In this case, the default route would directly land in the main table.
What fails
First, confirm config is as expected:
$ show vrf VRF name state mac address flags interfaces -------- ----- ----------- ----- ---------- vrf_sonic up 12:9e:9b:30:bf:9a noarp,master,up,lower_up eth0.2 $ show interfaces Codes: S - State, L - Link, u - Up, D - Down, A - Admin Down Interface IP Address S/L Description --------- ---------- --- ----------- eth0 - u/u eth0.2 135.180.59.5/21 u/u sonic eth0.3 10.227.79.2/24 u/u lo 127.0.0.1/8 u/u ::1/128 $ show ip route table 170 Codes: K - kernel route, C - connected, S - static, R - RIP, O - OSPF, I - IS-IS, B - BGP, E - EIGRP, N - NHRP, T - Table, v - VNC, V - VNC-Direct, A - Babel, D - SHARP, F - PBR, f - OpenFabric, > - selected route, * - FIB route, q - queued, r - rejected, b - backup VRF default table 170: S>* 0.0.0.0/0 [210/0] via 135.180.56.1, eth0.2, weight 1, 00:14:26 C>* 135.180.56.0/21 is directly connected, eth0.2, 00:14:27 $ ip rule 101: from all lookup local 102: from all lookup main 104: from all lookup vrf_sonic 1000: from all lookup [l3mdev-table] 2000: from all lookup [l3mdev-table] unreachable 32765: from all lookup local 32766: from all lookup main 32767: from all lookup default
ICMP (ping) works:
$ ping 8.8.8.8 count 2 PING 8.8.8.8 (8.8.8.8) 56(84) bytes of data. 64 bytes from 8.8.8.8: icmp_seq=1 ttl=113 time=4.24 ms 64 bytes from 8.8.8.8: icmp_seq=2 ttl=113 time=5.12 ms --- 8.8.8.8 ping statistics --- 2 packets transmitted, 2 received, 0% packet loss, time 3ms rtt min/avg/max/mdev = 4.239/4.680/5.122/0.446 ms
UDP (DNS) works as well:
$ dig @8.8.8.8 www.google.com. +short 142.251.32.36
However, TCP fails:
$ curl www.google.com curl: (7) Failed to connect to www.google.com port 80: Connection timed out
However, in the context of the VRF it works:
sudo ip vrf exec vrf_sonic curl www.google.com [...] call(this);</script></body></html>
Starting tcpdump in parallel with "curl www.google.com" reveals:
$ tcpdump -n -i eth0.2 'host 142.250.191.36' tcpdump: verbose output suppressed, use -v or -vv for full protocol decode listening on eth0.2, link-type EN10MB (Ethernet), capture size 262144 bytes 23:20:03.556659 IP 135.180.59.5.53818 > 142.250.191.36.80: Flags [S], seq 1275972659, win 64240, options [mss 1460,sackOK,TS val 3546963390 ecr 0,nop,wscale 7], length 0 23:20:03.561245 IP 142.250.191.36.80 > 135.180.59.5.53818: Flags [S.], seq 4072092939, ack 1275972660, win 65535, options [mss 1412,sackOK,TS val 3812757636 ecr 3546963390,nop,wscale 8], length 0 23:20:03.561328 IP 135.180.59.5.53818 > 142.250.191.36.80: Flags [R], seq 1275972660, win 0, length 0 23:20:04.581079 IP 135.180.59.5.53818 > 142.250.191.36.80: Flags [S], seq 1275972659, win 64240, options [mss 1460,sackOK,TS val 3546964414 ecr 0,nop,wscale 7], length 0 23:20:04.584924 IP 142.250.191.36.80 > 135.180.59.5.53818: Flags [S.], seq 4088086403, ack 1275972660, win 65535, options [mss 1412,sackOK,TS val 3812758659 ecr 3546964414,nop,wscale 8], length 0 23:20:04.585031 IP 135.180.59.5.53818 > 142.250.191.36.80: Flags [R], seq 1275972660, win 0, length 0
The SYN packet clearly goes out well and the Google server receives it.

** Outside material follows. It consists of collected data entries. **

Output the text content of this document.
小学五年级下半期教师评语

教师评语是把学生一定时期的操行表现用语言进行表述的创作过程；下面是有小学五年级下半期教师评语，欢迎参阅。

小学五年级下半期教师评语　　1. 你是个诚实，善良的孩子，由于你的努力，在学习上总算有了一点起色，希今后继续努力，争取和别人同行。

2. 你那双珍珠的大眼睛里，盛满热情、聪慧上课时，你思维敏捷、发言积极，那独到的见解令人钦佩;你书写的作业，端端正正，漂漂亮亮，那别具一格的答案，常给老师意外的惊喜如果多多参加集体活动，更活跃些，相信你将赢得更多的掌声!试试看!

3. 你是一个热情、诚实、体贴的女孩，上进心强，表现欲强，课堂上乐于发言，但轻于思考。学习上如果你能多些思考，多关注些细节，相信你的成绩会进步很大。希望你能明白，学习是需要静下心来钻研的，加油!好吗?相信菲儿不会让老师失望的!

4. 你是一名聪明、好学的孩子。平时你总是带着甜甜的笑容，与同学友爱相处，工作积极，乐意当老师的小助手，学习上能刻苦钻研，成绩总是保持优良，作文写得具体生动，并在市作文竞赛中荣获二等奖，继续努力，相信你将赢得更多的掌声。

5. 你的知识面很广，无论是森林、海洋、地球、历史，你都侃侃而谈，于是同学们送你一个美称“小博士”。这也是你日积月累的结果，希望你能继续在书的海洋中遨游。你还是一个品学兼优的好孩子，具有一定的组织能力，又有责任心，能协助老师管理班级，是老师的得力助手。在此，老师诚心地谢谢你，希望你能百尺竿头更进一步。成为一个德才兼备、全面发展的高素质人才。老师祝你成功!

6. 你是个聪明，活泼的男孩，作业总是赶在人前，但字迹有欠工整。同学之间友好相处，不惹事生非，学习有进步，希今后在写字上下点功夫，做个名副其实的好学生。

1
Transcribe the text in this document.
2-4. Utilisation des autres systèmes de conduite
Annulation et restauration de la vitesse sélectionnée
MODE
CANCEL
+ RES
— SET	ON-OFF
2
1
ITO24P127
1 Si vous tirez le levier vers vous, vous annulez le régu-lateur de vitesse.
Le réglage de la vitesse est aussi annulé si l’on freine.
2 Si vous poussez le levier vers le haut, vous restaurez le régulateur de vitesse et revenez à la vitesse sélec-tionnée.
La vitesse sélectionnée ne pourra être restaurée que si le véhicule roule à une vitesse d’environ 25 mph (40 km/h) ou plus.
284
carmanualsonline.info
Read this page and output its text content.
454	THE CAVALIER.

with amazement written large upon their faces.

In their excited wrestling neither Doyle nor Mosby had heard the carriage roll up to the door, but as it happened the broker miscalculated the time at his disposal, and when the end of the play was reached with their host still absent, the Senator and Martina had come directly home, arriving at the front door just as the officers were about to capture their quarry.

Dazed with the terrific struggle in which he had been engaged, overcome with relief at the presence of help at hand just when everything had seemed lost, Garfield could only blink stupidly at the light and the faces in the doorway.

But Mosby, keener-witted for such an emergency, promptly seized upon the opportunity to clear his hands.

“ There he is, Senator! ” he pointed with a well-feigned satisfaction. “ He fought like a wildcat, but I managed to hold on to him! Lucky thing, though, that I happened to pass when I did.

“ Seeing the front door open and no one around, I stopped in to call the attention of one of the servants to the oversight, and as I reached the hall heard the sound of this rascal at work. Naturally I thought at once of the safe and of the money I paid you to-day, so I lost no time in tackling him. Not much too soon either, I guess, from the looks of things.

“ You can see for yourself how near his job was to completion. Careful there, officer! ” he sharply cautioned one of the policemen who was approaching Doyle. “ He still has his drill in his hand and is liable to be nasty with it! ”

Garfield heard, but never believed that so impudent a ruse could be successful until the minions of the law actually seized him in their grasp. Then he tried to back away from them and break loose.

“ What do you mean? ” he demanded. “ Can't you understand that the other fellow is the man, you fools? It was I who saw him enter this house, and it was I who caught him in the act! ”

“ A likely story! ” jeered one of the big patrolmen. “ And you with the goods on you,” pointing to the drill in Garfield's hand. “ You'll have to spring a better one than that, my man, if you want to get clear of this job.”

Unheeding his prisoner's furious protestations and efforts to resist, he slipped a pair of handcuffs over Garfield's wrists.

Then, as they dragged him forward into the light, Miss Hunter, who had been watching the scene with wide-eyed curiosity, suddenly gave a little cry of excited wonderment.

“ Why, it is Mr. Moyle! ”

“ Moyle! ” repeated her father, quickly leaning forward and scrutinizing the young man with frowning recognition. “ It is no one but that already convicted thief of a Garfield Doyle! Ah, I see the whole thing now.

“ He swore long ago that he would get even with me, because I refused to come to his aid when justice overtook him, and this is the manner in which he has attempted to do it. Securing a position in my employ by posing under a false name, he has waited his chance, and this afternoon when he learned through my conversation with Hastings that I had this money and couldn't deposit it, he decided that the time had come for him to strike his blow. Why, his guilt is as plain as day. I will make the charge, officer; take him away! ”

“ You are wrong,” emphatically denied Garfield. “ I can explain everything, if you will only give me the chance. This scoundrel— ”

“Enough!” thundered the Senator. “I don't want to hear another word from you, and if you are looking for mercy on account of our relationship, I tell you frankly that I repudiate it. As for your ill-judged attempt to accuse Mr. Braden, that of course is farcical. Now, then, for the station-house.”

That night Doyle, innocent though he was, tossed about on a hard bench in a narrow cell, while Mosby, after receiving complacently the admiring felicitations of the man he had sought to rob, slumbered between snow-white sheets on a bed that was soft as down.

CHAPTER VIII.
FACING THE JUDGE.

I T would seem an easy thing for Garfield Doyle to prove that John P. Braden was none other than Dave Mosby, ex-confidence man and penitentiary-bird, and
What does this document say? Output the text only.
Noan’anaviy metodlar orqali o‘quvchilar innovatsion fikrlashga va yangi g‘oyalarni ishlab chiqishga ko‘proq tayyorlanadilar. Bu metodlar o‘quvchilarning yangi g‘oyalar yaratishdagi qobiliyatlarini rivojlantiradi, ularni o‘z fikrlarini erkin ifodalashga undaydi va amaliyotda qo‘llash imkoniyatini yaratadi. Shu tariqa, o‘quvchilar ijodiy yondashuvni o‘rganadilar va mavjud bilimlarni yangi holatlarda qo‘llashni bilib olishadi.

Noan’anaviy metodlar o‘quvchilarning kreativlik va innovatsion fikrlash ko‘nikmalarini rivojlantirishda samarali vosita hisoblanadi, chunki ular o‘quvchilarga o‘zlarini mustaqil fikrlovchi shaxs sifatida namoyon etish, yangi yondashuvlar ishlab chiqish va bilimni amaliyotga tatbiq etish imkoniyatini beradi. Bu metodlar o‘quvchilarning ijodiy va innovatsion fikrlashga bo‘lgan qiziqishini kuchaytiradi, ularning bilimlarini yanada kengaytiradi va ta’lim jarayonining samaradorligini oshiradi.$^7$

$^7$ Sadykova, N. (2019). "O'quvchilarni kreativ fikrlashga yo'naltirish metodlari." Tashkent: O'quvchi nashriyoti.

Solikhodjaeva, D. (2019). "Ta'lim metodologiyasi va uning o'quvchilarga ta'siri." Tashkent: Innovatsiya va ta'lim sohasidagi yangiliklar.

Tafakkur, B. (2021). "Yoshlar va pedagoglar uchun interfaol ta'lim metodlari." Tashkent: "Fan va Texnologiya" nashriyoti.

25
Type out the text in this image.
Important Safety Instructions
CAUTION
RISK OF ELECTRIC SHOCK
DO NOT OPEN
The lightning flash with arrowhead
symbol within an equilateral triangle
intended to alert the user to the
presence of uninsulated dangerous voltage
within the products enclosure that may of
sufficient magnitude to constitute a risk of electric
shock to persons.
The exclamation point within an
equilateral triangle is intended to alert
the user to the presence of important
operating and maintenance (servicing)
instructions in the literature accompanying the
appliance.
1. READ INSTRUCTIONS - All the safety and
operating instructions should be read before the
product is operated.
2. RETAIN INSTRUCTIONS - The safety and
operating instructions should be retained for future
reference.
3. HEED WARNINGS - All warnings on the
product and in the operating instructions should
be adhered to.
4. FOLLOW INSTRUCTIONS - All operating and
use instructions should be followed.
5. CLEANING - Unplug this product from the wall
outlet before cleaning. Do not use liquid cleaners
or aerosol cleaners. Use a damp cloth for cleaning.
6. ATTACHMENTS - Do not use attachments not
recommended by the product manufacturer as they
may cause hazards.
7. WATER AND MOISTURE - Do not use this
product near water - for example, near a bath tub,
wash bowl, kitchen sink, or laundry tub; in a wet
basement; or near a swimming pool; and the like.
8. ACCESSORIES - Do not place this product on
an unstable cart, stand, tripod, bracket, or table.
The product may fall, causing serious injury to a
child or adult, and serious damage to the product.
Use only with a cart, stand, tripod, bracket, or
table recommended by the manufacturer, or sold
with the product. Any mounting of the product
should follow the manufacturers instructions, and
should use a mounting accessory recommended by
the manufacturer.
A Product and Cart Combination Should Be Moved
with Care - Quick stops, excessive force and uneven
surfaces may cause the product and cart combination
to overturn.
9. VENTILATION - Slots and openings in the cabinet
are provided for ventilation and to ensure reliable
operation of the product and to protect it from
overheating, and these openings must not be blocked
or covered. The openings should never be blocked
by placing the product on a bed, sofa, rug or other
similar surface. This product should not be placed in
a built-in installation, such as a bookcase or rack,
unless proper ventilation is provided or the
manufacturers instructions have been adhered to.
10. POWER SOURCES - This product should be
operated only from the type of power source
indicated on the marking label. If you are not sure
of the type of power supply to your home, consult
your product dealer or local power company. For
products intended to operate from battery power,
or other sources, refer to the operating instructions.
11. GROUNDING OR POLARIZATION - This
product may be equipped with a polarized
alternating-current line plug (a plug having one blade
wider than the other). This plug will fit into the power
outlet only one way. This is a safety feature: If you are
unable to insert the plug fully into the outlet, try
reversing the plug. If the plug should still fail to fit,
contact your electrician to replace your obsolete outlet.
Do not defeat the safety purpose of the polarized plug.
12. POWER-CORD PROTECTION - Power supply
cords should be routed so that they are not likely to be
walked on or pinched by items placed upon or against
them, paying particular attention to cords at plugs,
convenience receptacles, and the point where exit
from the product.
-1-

It responds with a SYN-ACK which is received by the VyOS box.
However, then VyOS responds with a RST (!) packet instead of ACK.
This is likely because the original request was not bound to the VRF interface but the default VRF but the response was received with the VRF enslaved interface (eth0.2). However, this is exactly the scenario that vrf bind-to-all should account for.
And indeed, it works for ICMP and UDP but it fails for TCP.
Hence this seems to be a clear bug which breaks source routing scenarios and should be fixed.